Dermatology Association of Tallahassee
Armand B. Cognetta Jr., M.D.
Molly Warthan M.D.
Jerry Edwards REMT-P, HT (ASCP)cm
CSN: DAT009
May 11, 2011
Situational Overview
Dermatology Associates is a seven-person dermatology group with two Mohs surgeons, a fellow, an in-house plastic surgeon, and a dermatopathologist. We care for patients referred to us from about a 100-mile radius by dermatologists in lower Alabama, South Georgia, and the Florida Panhandle, as well as our own dermatologists and local and regional physicians.

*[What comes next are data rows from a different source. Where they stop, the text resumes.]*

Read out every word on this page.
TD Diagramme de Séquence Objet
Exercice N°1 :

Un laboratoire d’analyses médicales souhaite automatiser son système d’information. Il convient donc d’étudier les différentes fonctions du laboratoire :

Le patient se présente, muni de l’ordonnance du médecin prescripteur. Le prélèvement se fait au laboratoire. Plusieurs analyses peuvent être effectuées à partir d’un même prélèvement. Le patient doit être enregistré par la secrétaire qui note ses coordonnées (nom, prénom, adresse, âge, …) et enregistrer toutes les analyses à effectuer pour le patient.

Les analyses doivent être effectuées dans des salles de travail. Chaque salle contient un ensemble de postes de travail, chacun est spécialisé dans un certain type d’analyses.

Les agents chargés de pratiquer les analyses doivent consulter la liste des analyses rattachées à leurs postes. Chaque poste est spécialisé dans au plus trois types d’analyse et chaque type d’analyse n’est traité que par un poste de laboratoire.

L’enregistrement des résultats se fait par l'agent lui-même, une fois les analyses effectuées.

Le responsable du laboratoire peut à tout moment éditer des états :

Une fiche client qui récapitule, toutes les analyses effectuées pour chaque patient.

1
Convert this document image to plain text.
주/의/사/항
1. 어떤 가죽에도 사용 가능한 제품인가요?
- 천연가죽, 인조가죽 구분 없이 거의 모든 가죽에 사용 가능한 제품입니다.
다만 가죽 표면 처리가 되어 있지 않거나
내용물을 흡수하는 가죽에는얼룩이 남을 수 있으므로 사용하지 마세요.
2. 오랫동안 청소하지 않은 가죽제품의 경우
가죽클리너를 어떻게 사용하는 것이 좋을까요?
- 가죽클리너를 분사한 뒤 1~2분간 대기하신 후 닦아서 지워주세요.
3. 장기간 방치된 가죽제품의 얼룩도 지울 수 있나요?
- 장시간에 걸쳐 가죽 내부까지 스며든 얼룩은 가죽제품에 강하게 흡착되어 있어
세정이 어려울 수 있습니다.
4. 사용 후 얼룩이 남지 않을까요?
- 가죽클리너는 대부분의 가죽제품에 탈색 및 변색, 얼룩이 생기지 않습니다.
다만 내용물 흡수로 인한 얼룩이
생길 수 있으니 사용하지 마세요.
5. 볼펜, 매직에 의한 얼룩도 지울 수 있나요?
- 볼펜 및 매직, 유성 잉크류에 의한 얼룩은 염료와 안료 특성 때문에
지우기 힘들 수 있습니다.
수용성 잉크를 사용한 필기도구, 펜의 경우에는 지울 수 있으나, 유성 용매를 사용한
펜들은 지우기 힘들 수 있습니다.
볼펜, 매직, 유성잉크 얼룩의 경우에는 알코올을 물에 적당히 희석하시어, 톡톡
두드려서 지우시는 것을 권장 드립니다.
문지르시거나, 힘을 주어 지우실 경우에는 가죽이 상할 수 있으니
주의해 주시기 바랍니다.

Many of our patients have multiple cancers at the time of referral for Mohs Micrographic surgery. Depending on the location, size, depth, and aggressiveness of the individual tumor, and factoring in the patient’s age, health status, coagulation status, and what we term frailty index, we discuss Mohs surgery versus superficial radiation therapy (SRT) as part of the informed consent in patients over the age of 65. During this discussion of radiation, we offer treatment in our office of the SRT-100 or referral to local radiation oncologist. Approximately 10% of patients over the age of 65 referred for Mohs choose SRT. We have been providing this option for 25+ years and recently calculated our ten-year cure rates which compare very favorably to Mohs Micrographic surgery.
Patient History
This patient is an 85 year old male with history of multiple skin cancers. The patient is on Coumadin and has a pacemaker.
Patient Management
The patient presents with a biopsy proven Squamous Cell Carcinoma in situ on his Dorsal nose near tip, this is labeled P8. In addition to this he has two scaly crusty areas on either side of the original biopsy which are labeled 3A and 3B and are biopsied. Lesion 3A and 3B are found on frozen section to be SCC in situ. These lesions are inferior to a previous LN2 site marked with an X on the right bridge of nose, and a previous x-ray site marked with an X on the Left Ala. All three lesions P8, 3A, and 3B are included in one field.
Treatment Parameters
The clinical lesion as determined by the original biopsy P8 and frozen section biopsy 3A and 3B was identified and circled. An 8-10 mm border was drawn around this. The tumor depth was estimated to be <2 mm. A 0.762 mm thick lead shield was fashioned to include a 2.2 cm field and placed over the lesion and extended field. Eye shielding and thyroid shielding were done. Using the Universal Superficial machine with a 3 cm cone, 7 fractions of 500 cGy were delivered at 80 kv, 5 ma with a D1/2 of 6.7 mm. The patient received a total of 3500 cGy to the area over a two week period.